You might notice the property streamsAsMap on the ClusterMapping class. This was created in order to make sure the existing logic in FirehoseSinkTask.putRecordsInBatch remained the same. At this point in time, we didn't have any new unit or integration tests and wanted to do all we could to prevent breaking the existing logic. So, we just set the lookup map to the result of the streamsAsMap property. I’m hoping to explore changing it at some point in the future.

However, when it came time to deploy the new version of the code that used YAML mappings, it was very problematic to get pushed to one of the clusters, which will be discussed in a separate post. The other servers updated smoothly, which is what made this one server issue puzzling. Now, if you need to add a mapping, all you need to do is update the YAML and restart the connector. Once restarted, push the new topic(s) to the REST API and the connector should start processing the new mappings. This ended up being magnitudes better than the old setup.

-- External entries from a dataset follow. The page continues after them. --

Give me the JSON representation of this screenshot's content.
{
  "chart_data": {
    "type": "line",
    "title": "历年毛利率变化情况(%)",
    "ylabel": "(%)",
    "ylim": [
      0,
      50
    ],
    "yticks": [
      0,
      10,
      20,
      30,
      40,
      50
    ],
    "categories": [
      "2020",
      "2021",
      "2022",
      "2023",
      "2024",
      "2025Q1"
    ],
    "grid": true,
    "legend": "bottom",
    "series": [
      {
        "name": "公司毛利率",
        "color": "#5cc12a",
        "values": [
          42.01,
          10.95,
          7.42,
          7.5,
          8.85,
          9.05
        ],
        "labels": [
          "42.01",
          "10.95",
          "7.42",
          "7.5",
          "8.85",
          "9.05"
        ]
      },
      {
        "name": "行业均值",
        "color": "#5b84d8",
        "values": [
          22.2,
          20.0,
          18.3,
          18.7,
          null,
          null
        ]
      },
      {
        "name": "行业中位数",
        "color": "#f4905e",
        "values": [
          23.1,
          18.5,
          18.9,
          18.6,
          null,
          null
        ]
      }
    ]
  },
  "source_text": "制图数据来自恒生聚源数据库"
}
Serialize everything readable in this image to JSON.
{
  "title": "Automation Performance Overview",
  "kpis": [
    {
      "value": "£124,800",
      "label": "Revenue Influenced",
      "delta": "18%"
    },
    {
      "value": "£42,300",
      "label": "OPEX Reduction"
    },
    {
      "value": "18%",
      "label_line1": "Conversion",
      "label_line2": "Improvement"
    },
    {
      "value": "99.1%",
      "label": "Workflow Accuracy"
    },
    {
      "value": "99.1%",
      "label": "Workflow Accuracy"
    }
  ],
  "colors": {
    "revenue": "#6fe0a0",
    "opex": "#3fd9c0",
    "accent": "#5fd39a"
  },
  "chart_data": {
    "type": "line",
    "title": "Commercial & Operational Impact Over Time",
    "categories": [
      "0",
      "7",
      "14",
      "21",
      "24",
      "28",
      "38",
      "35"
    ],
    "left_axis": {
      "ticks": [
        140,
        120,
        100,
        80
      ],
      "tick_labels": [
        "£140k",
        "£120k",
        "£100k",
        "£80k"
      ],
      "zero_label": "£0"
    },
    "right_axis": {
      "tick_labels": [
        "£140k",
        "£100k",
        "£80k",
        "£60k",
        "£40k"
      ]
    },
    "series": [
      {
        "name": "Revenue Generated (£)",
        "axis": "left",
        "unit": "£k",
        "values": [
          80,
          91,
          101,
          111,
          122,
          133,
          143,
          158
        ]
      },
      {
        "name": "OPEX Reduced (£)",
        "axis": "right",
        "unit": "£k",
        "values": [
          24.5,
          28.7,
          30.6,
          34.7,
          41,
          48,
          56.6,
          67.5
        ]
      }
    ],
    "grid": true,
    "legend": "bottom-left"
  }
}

This set up has a fairly major issue, though. The mapping file will have to be present on every node in the Connect cluster. So, if you have a 20-node cluster, then all 20 nodes will need that file in the SAME location. This shouldn’t be an issue if your nodes are just copies of a templated virtual machine, but if you use different box set ups for some of the nodes, they’ll have to be streamlined. Thankfully, we have all of our nodes set up in the exact same way per cluster. At some point in the future, I hope to explore a way we can bring it all back to a single configuration file and something that can be pushed directly to the REST API, but going with YAML was the quickest way to go at this point and we have the automation in place to update the files on the server.

Side Note: The domain objects were originally written in Groovy, but I’ve opted to go with Kotlin here. I like trying to mix in alternate JVM classes if it’ll help the code look cleaner. And, Plain Old Groovy (or Kotlin) Objects are definitely easier on the eyes than the equivalent Java. This change to Kotlin for this version of the connector also gave me a chance to work with a language I wanted to work with more.

In addition, since I switched to Kotlin for this version of the connector, I’m hitting a few bumps with using Kotlin objects in the place of the equivalent Groovy or Java classes. SnakeYAML requires a default no-arg constructor and trying to get Kotlin to play nicely with this requirement was a bit tricky at first. When using a Kotlin data class, you have to set default values for all properties in order to create a parameterless constructor. I found SnakeYAML and Kotlin, which explores using Jackson for YAML and Kotlin, so maybe that is the route I will go. I may try to explore SnakeYAML a bit more before doing so, though.

So, this brings us to the end of this article. We looked at ways to extend the Kafka Kinesis Connector to work with multiple Firehose destinations. Also bear in mind, this only covers updating the FirehoseSinkConnector and FirehoseSinkTask. We didn’t make use of the KinesisStreamSinkConnector.

In future articles I will go over the upgrade issue that was experienced when deploying the newly updated code to one of the clusters and I will also go over some additional changes that we ended up having to make to the code that made me thankful we had separated out the mapping configurations into YAML files.